The College of Engineering is pleased to announce that the College will fund three Catalyst proposals as winners of the Catalyst 2020 competition. The Catalyst program is aimed at early-stage, innovative ideas and can also enhance existing programs to help further scientific and research pursuits by engineering faculty.
A review committee, comprised of College of Engineering faculty, assessed the projects and made recommendations to the dean, who then selected the winning proposals. The reviewers noted that the proposed research will catalyze new areas of research, foster new collaborations that explore breakthrough ideas, and advance current pursuits in engineering research, potentially leading to a future moonshot initiative or serving as seed efforts directed toward large-scale, external funding.
The winning teams will work closely with the Engineering Research Accelerator to advance their research idea and identify external partners or sponsors.
2020 Catalyst winners
Catalyzing an interdisciplinary approach to engineering bacterial communities
Led by Shelley Anna, professor of chemical engineering, and N. Luisa Hiller, associate professor of biological sciences, this interdisciplinary partnership will use Catalyst funding to combine expertise in microfluidics and molecular and cellular biology, effectively enabling the high throughput exploration of various cells.
The influence of bacterial relationships extends from observable behavior, such as the dynamic spatial organization of a complex bacterial community, to molecular scale expression of specific metabolic compounds, and to genetic mutations that promote bacterial competition or cooperation. Although the connections across scales are known to exist, the generalizable rules and mechanisms that connect them have not yet been elucidated, so researchers are currently unable to exploit these rules to engineer bacterial communities for desired functionality.

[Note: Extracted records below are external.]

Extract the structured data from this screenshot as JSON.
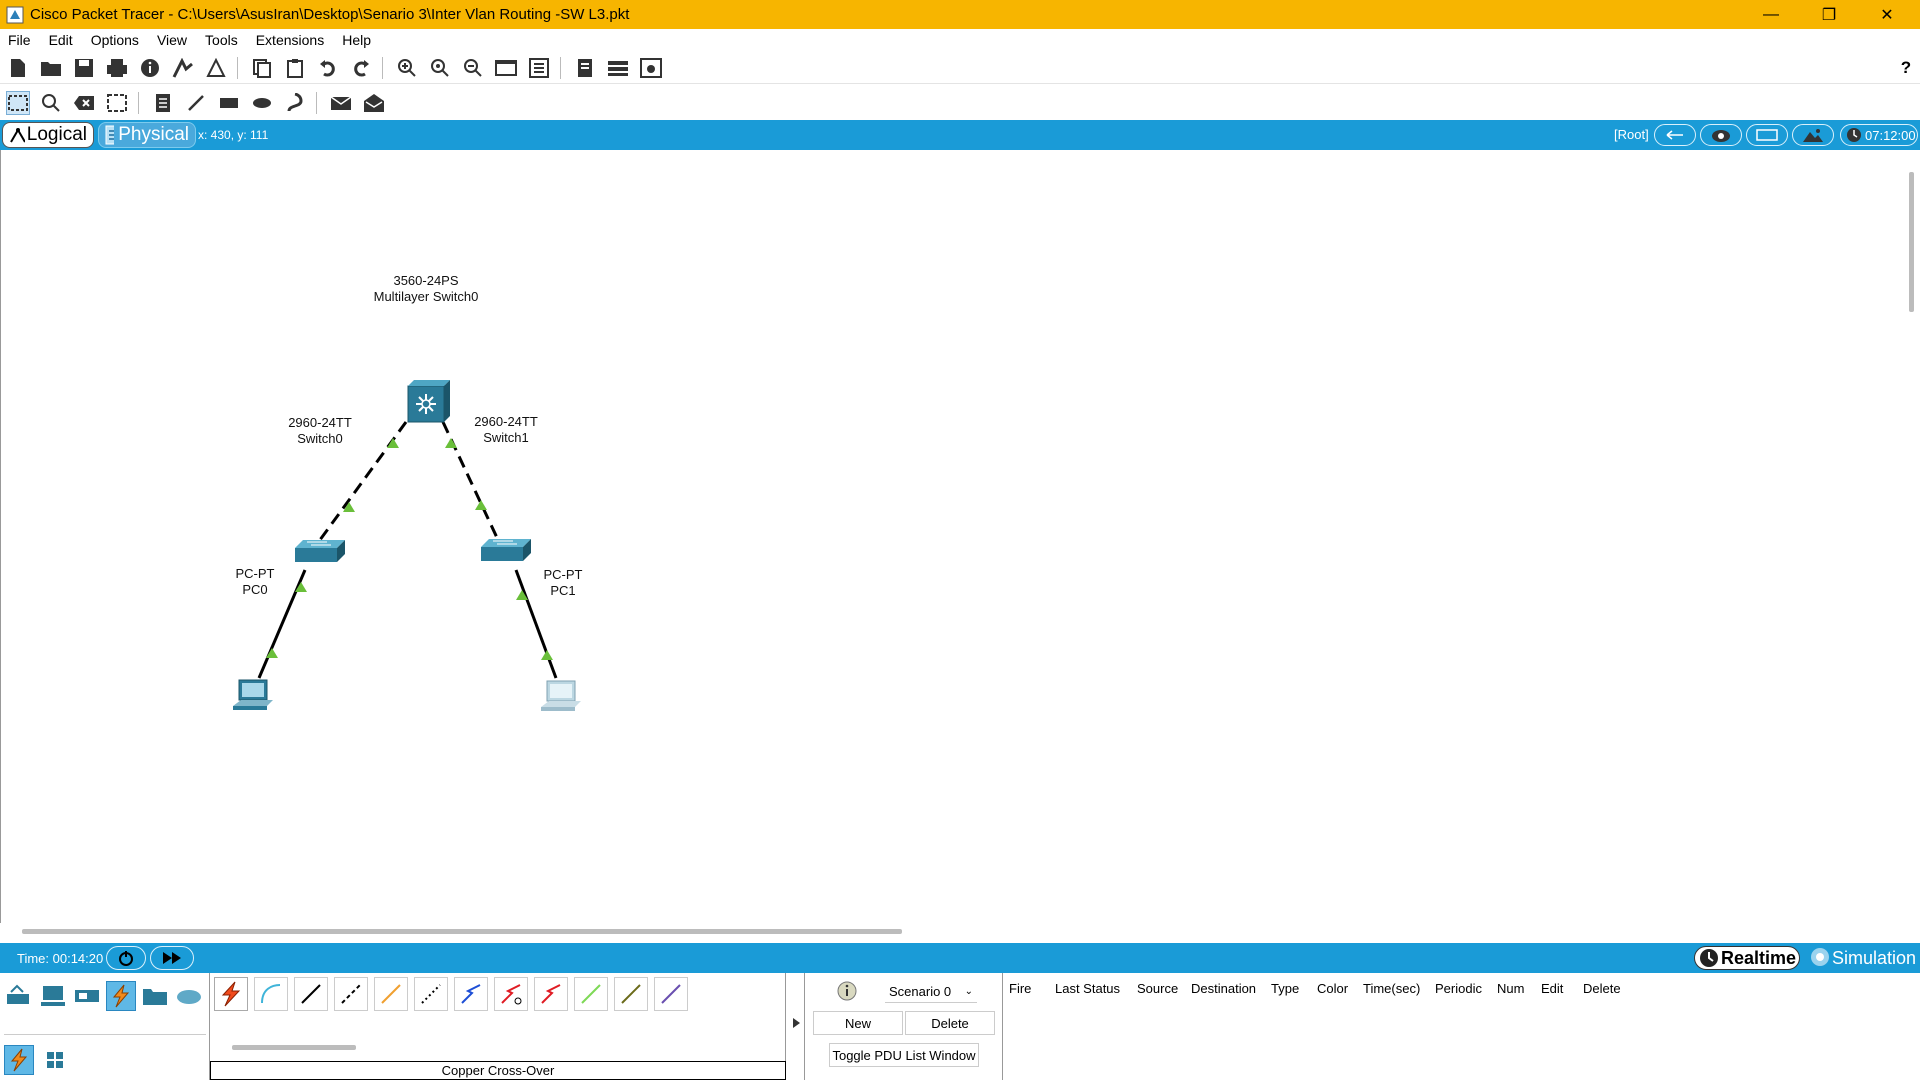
{
  "window": {
    "title": "Cisco Packet Tracer - C:\\Users\\AsusIran\\Desktop\\Senario 3\\Inter Vlan Routing -SW L3.pkt",
    "controls": [
      "minimize-icon",
      "restore-icon",
      "close-icon"
    ]
  },
  "menu": [
    "File",
    "Edit",
    "Options",
    "View",
    "Tools",
    "Extensions",
    "Help"
  ],
  "toolbar_main": [
    "new-file-icon",
    "open-folder-icon",
    "save-icon",
    "print-icon",
    "info-icon",
    "activity-wizard-icon",
    "network-info-icon",
    "copy-icon",
    "paste-icon",
    "undo-icon",
    "redo-icon",
    "zoom-in-icon",
    "zoom-reset-icon",
    "zoom-out-icon",
    "drawing-palette-icon",
    "custom-devices-icon",
    "cluster-icon",
    "view-toggle-icon",
    "screenshot-icon",
    "help-icon"
  ],
  "toolbar_edit": [
    "select-icon",
    "inspect-icon",
    "delete-icon",
    "resize-icon",
    "note-icon",
    "line-icon",
    "rectangle-icon",
    "ellipse-icon",
    "freeform-icon",
    "simple-pdu-icon",
    "complex-pdu-icon"
  ],
  "modebar": {
    "logical": "Logical",
    "physical": "Physical",
    "coords": "x: 430, y: 111",
    "root": "[Root]",
    "clock": "07:12:00"
  },
  "topology": {
    "devices": [
      {
        "id": "msw",
        "model": "3560-24PS",
        "name": "Multilayer Switch0"
      },
      {
        "id": "sw0",
        "model": "2960-24TT",
        "name": "Switch0"
      },
      {
        "id": "sw1",
        "model": "2960-24TT",
        "name": "Switch1"
      },
      {
        "id": "pc0",
        "model": "PC-PT",
        "name": "PC0"
      },
      {
        "id": "pc1",
        "model": "PC-PT",
        "name": "PC1"
      }
    ],
    "links": [
      {
        "from": "msw",
        "to": "sw0",
        "type": "dashed"
      },
      {
        "from": "msw",
        "to": "sw1",
        "type": "dashed"
      },
      {
        "from": "sw0",
        "to": "pc0",
        "type": "solid"
      },
      {
        "from": "sw1",
        "to": "pc1",
        "type": "solid"
      }
    ],
    "link_status_color": "#6abf3a"
  },
  "timebar": {
    "time": "Time: 00:14:20",
    "realtime": "Realtime",
    "simulation": "Simulation"
  },
  "connections": {
    "selected_label": "Copper Cross-Over",
    "cable_colors": [
      "#e84c1a",
      "#3fb4d9",
      "#000000",
      "#000000",
      "#f0a030",
      "#000000",
      "#1e4fd6",
      "#e01c24",
      "#e01c24",
      "#7ed957",
      "#6b6b1a",
      "#6a4fb0"
    ]
  },
  "scenario": {
    "value": "Scenario 0",
    "new": "New",
    "delete": "Delete",
    "toggle": "Toggle PDU List Window"
  },
  "pdu_list": {
    "headers": [
      "Fire",
      "Last Status",
      "Source",
      "Destination",
      "Type",
      "Color",
      "Time(sec)",
      "Periodic",
      "Num",
      "Edit",
      "Delete"
    ]
  }
}
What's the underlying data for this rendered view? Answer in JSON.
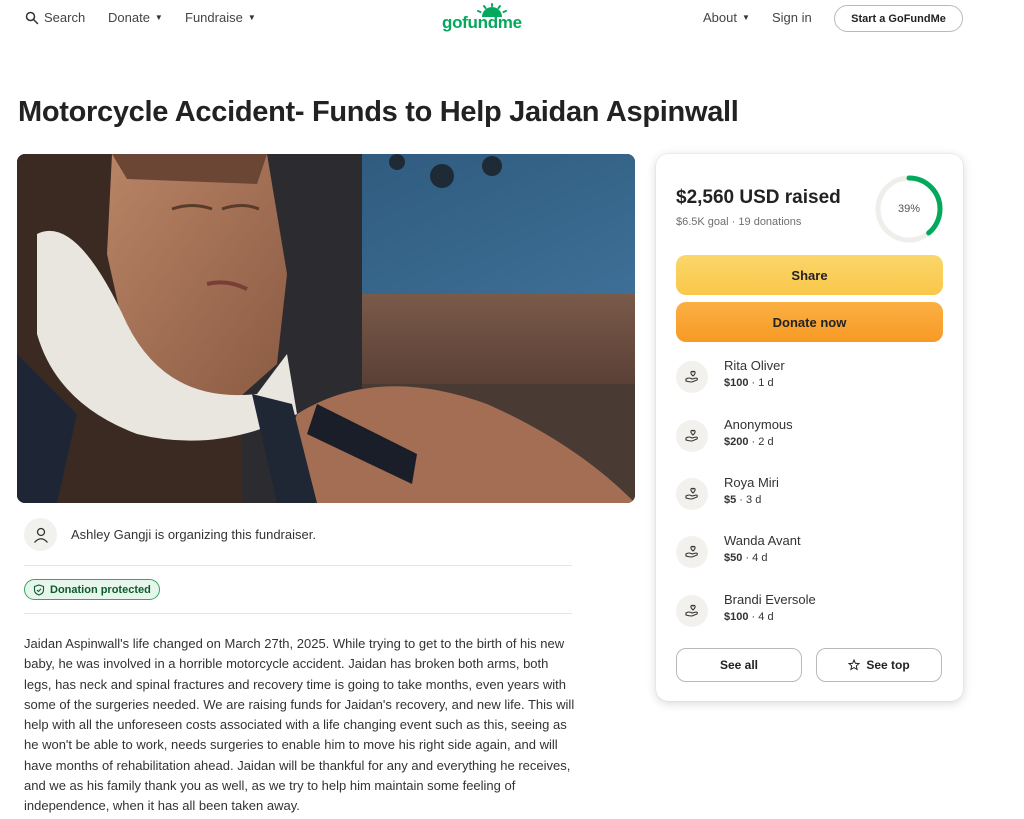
{
  "nav": {
    "search_label": "Search",
    "donate_label": "Donate",
    "fundraise_label": "Fundraise",
    "logo_text": "gofundme",
    "about_label": "About",
    "signin_label": "Sign in",
    "start_label": "Start a GoFundMe"
  },
  "campaign": {
    "title": "Motorcycle Accident- Funds to Help Jaidan Aspinwall",
    "organizer_text": "Ashley Gangji is organizing this fundraiser.",
    "protected_label": "Donation protected",
    "story": "Jaidan Aspinwall's life changed on March 27th, 2025. While trying to get to the birth of his new baby, he was involved in a horrible motorcycle accident. Jaidan has broken both arms, both legs, has neck and spinal fractures and recovery time is going to take months, even years with some of the surgeries needed. We are raising funds for Jaidan's recovery, and new life. This will help with all the unforeseen costs associated with a life changing event such as this, seeing as he won't be able to work, needs surgeries to enable him to move his right side again, and will have months of rehabilitation ahead. Jaidan will be thankful for any and everything he receives, and we as his family thank you as well, as we try to help him maintain some feeling of independence, when it has all been taken away."
  },
  "donation_card": {
    "raised_text": "$2,560 USD raised",
    "goal_text": "$6.5K goal",
    "donations_text": "19 donations",
    "progress_label": "39%",
    "progress_fraction": 0.39,
    "share_label": "Share",
    "donate_label": "Donate now",
    "donors": [
      {
        "name": "Rita Oliver",
        "amount": "$100",
        "time": "1 d"
      },
      {
        "name": "Anonymous",
        "amount": "$200",
        "time": "2 d"
      },
      {
        "name": "Roya Miri",
        "amount": "$5",
        "time": "3 d"
      },
      {
        "name": "Wanda Avant",
        "amount": "$50",
        "time": "4 d"
      },
      {
        "name": "Brandi Eversole",
        "amount": "$100",
        "time": "4 d"
      }
    ],
    "see_all_label": "See all",
    "see_top_label": "See top"
  },
  "colors": {
    "brand_green": "#02a95c",
    "share_yellow": "#f9c74a",
    "donate_orange": "#f79a25",
    "progress_green": "#02a95c"
  },
  "icons": [
    "search-icon",
    "chevron-down-icon",
    "user-icon",
    "shield-icon",
    "donation-hand-icon",
    "star-icon"
  ]
}
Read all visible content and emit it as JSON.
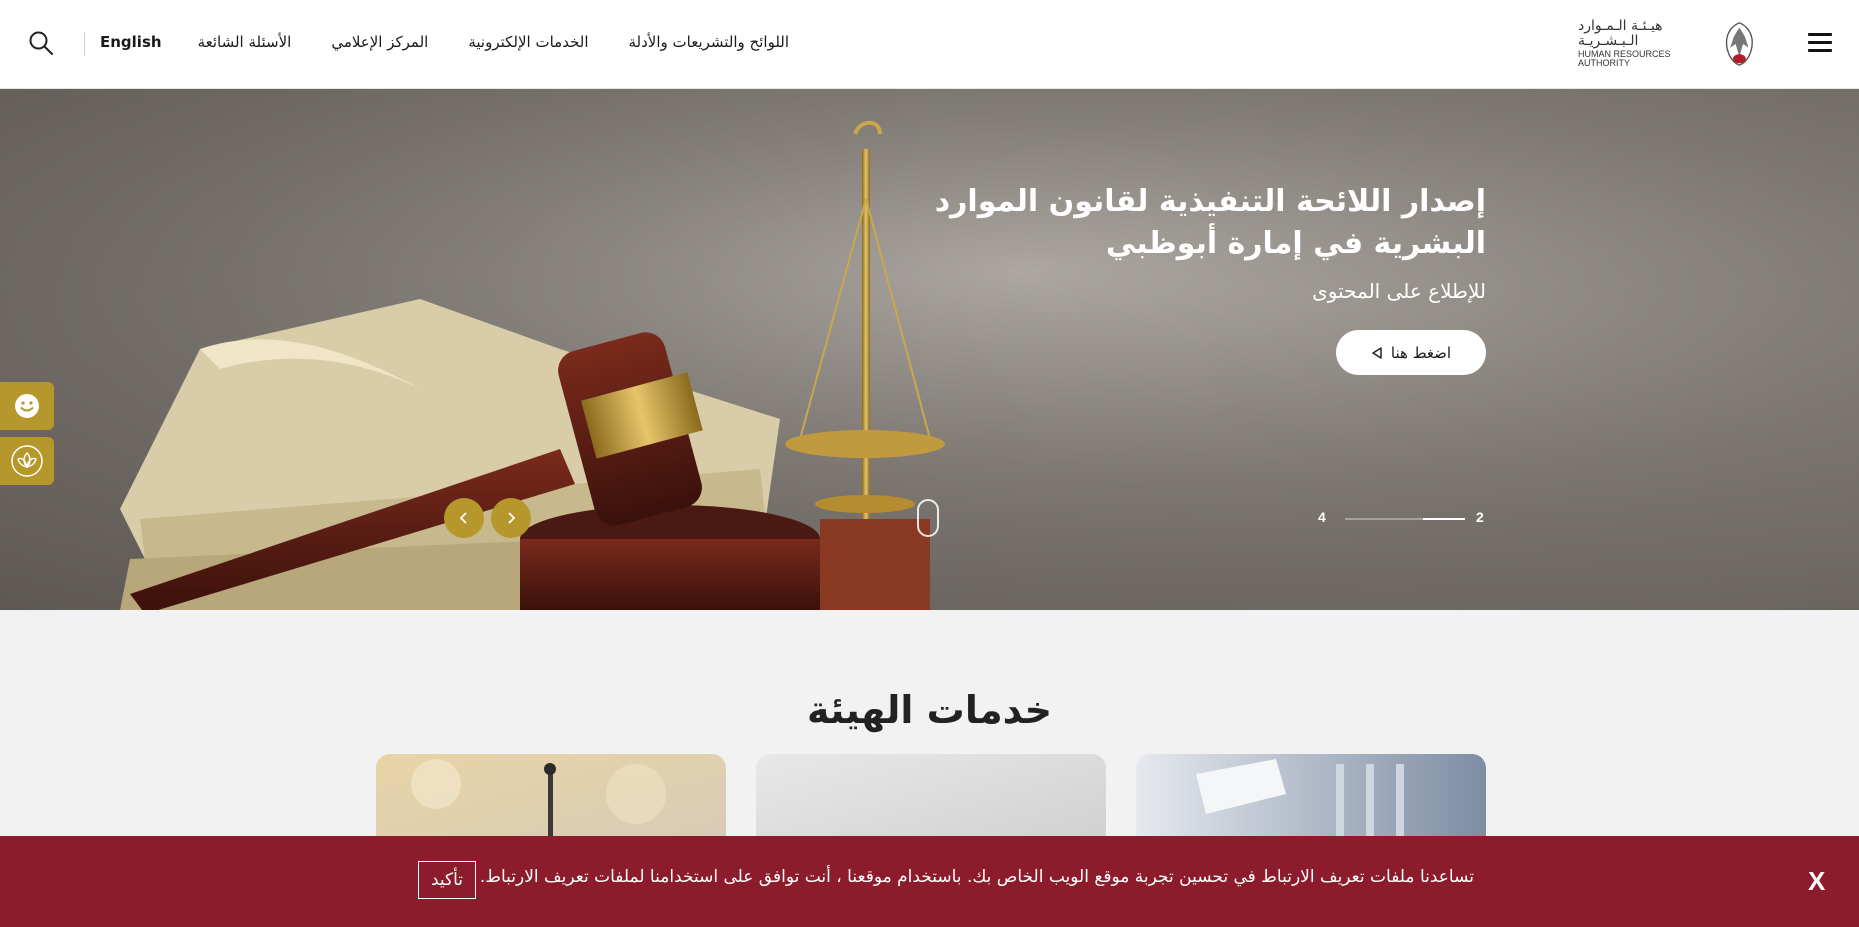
{
  "header": {
    "nav": {
      "language": "English",
      "faq": "الأسئلة الشائعة",
      "media_center": "المركز الإعلامي",
      "e_services": "الخدمات الإلكترونية",
      "regulations": "اللوائح والتشريعات والأدلة"
    },
    "logo": {
      "arabic": "هيـئـة الـمـوارد الـبـشـريـة",
      "english": "HUMAN RESOURCES AUTHORITY"
    },
    "icons": {
      "search": "search-icon",
      "menu": "hamburger-menu-icon"
    }
  },
  "hero": {
    "title": "إصدار اللائحة التنفيذية لقانون الموارد البشرية في إمارة أبوظبي",
    "subtitle": "للإطلاع على المحتوى",
    "cta_label": "اضغط هنا",
    "pager": {
      "current": "2",
      "total": "4",
      "progress": 0.25
    },
    "accent_color": "#b5972c"
  },
  "side_tools": [
    {
      "icon": "smiley-face-icon"
    },
    {
      "icon": "accessibility-flower-icon"
    }
  ],
  "services": {
    "title": "خدمات الهيئة"
  },
  "cookie_bar": {
    "message": "تساعدنا ملفات تعريف الارتباط في تحسين تجربة موقع الويب الخاص بك. باستخدام موقعنا ، أنت توافق على استخدامنا لملفات تعريف الارتباط.",
    "confirm_label": "تأكيد",
    "close_label": "X",
    "background_color": "#8c1b2c"
  }
}
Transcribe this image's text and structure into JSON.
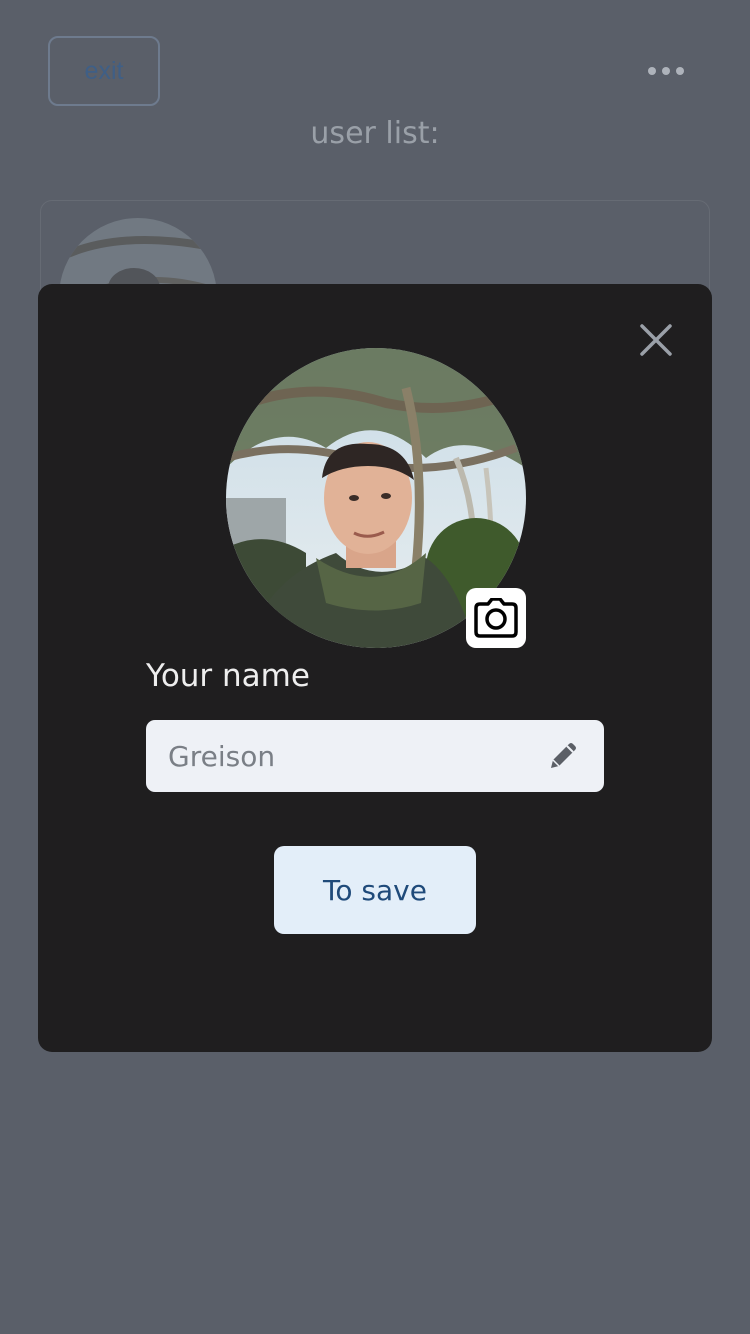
{
  "background": {
    "exit_label": "exit",
    "more_icon": "more-horizontal-icon",
    "list_title": "user list:"
  },
  "modal": {
    "close_icon": "close-icon",
    "camera_icon": "camera-icon",
    "name_label": "Your name",
    "name_value": "Greison",
    "edit_icon": "pencil-icon",
    "save_label": "To save"
  },
  "colors": {
    "overlay_bg": "#5a5f69",
    "modal_bg": "#1f1e1f",
    "input_bg": "#eef1f6",
    "button_bg": "#e3eef9",
    "button_text": "#1f4a7a"
  }
}
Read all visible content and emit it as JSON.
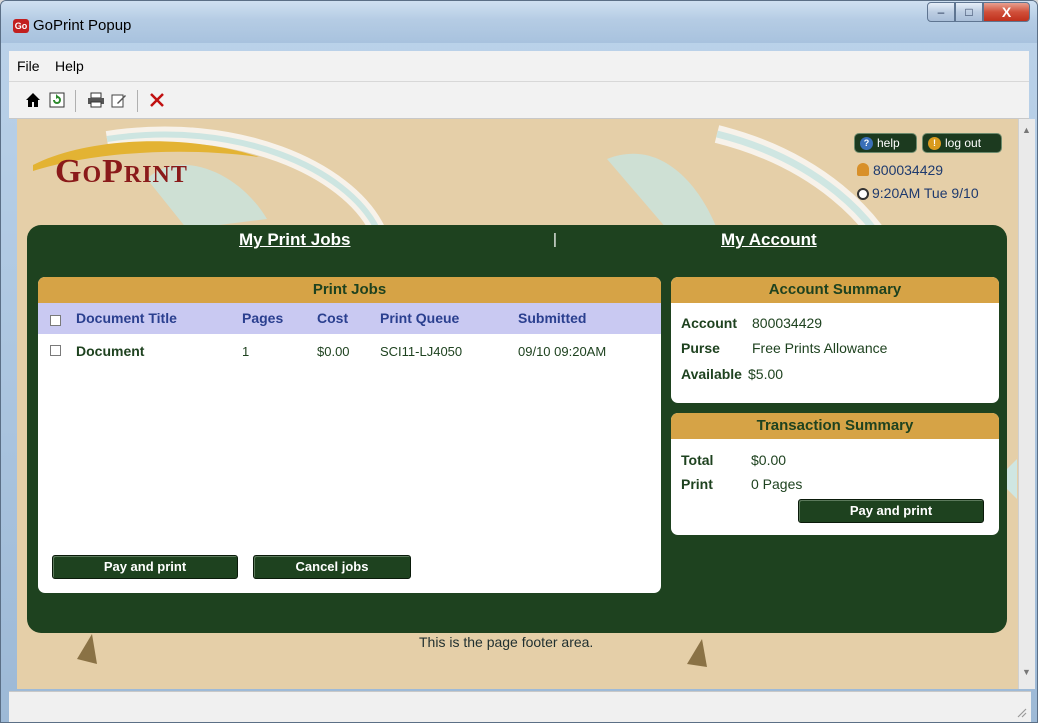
{
  "window": {
    "title": "GoPrint Popup",
    "app_icon": "Go",
    "controls": {
      "minimize": "–",
      "maximize": "□",
      "close": "X"
    }
  },
  "menu": {
    "items": [
      "File",
      "Help"
    ]
  },
  "toolbar": {
    "icons": [
      "home-icon",
      "refresh-icon",
      "print-icon",
      "edit-icon",
      "delete-icon"
    ]
  },
  "header": {
    "logo": "GoPrint",
    "help_label": "help",
    "logout_label": "log out",
    "user_id": "800034429",
    "datetime": "9:20AM Tue 9/10"
  },
  "nav": {
    "print_jobs": "My Print Jobs",
    "separator": "|",
    "account": "My Account"
  },
  "print_jobs": {
    "heading": "Print Jobs",
    "columns": [
      "Document Title",
      "Pages",
      "Cost",
      "Print Queue",
      "Submitted"
    ],
    "rows": [
      {
        "title": "Document",
        "pages": "1",
        "cost": "$0.00",
        "queue": "SCI11-LJ4050",
        "submitted": "09/10 09:20AM"
      }
    ],
    "pay_button": "Pay and print",
    "cancel_button": "Cancel jobs"
  },
  "account_summary": {
    "heading": "Account Summary",
    "account_label": "Account",
    "account_value": "800034429",
    "purse_label": "Purse",
    "purse_value": "Free Prints Allowance",
    "available_label": "Available",
    "available_value": "$5.00"
  },
  "transaction_summary": {
    "heading": "Transaction Summary",
    "total_label": "Total",
    "total_value": "$0.00",
    "print_label": "Print",
    "print_value": "0 Pages",
    "pay_button": "Pay and print"
  },
  "footer": {
    "text": "This is the page footer area."
  },
  "colors": {
    "brand_green": "#1e421f",
    "header_gold": "#d6a346",
    "background_tan": "#e5cfa8"
  }
}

The reason these mechanisms are still unclear is that significant challenges exist in systematically isolating, culturing, and combining individual bacteria from a given community and then examining corresponding genetic and molecular changes. While methods exist at each of these scales, they are difficult to connect across the history of a single species or community, and they are challenging to scale up to encompass the extremely diverse possibilities for bacterial species, communities, and systems. Anna and Hiller’s objective is to uncover the common rules by which effectors of bacterial relationships are integrated into genetic networks.
An integrated platform for high-throughput and real-time study of immune responses at single cell resolution
Led by Siyang Zheng, associate professor of biomedical engineering and electrical and computing engineering, Zheng’s team will use Catalyst funding to harness the immune system’s power to combat disease. This requires a novel technical approach that features high-throughput and real-time monitoring of immune responses at the single cell resolution.
To address the challenges in studying immune response and to provide a potential technology platform to advance personalized cancer immunotherapy, the team plans to develop a high-throughput microfluidic platform that traps cell pairs of different cell types, which then integrates sensors and in situ signal processing circuity to monitor cellular interactions in real-time. The resulting platform will hopefully create innovative and efficacious cancer immunotherapy treatments to fruition that can quantitatively assess immune responses and cancer cell behavior at the single cell resolution.
Other team members include Marc Dandin, assistant professor of electrical and computer engineering, Pulkit Grover, associate professor of electrical and computer engineering, and Elizabeth Wayne, assistant professor of biomedical engineering and chemical engineering.
Temperature field informed deep learning for fault detection and classification in additive manufacturing
Jonathan Malen, professor of mechanical engineering, and Amir Barati Farimani, assistant professor of mechanical engineering, will lead this effort. Process monitoring is key to additive manufacturing (AM) process qualification, and monitoring tools that can be applied across a wide range of metals AM processes are essential. Temperature is key to the melt processes, and thermal images provide quantitative insight beyond simple video.
Malen and Barati Farimani will use Catalyst funding to improve fault detection in AM processes by enhancing physical monitoring with unique, two-color thermal imaging systems that acquire accurate real-time temperature fields.
Additionally, they’ll be interpreting these fields with a deep convolutional neural network to anticipate and classify faults in the build. The Catalyst 2020 award will enable the acquisition of cameras and computers that will solidify this collaborative approach, teaming Malen (expertise in heat transfer and thermal imaging) and Barati Farimani (expertise in machine learning (ML) methods).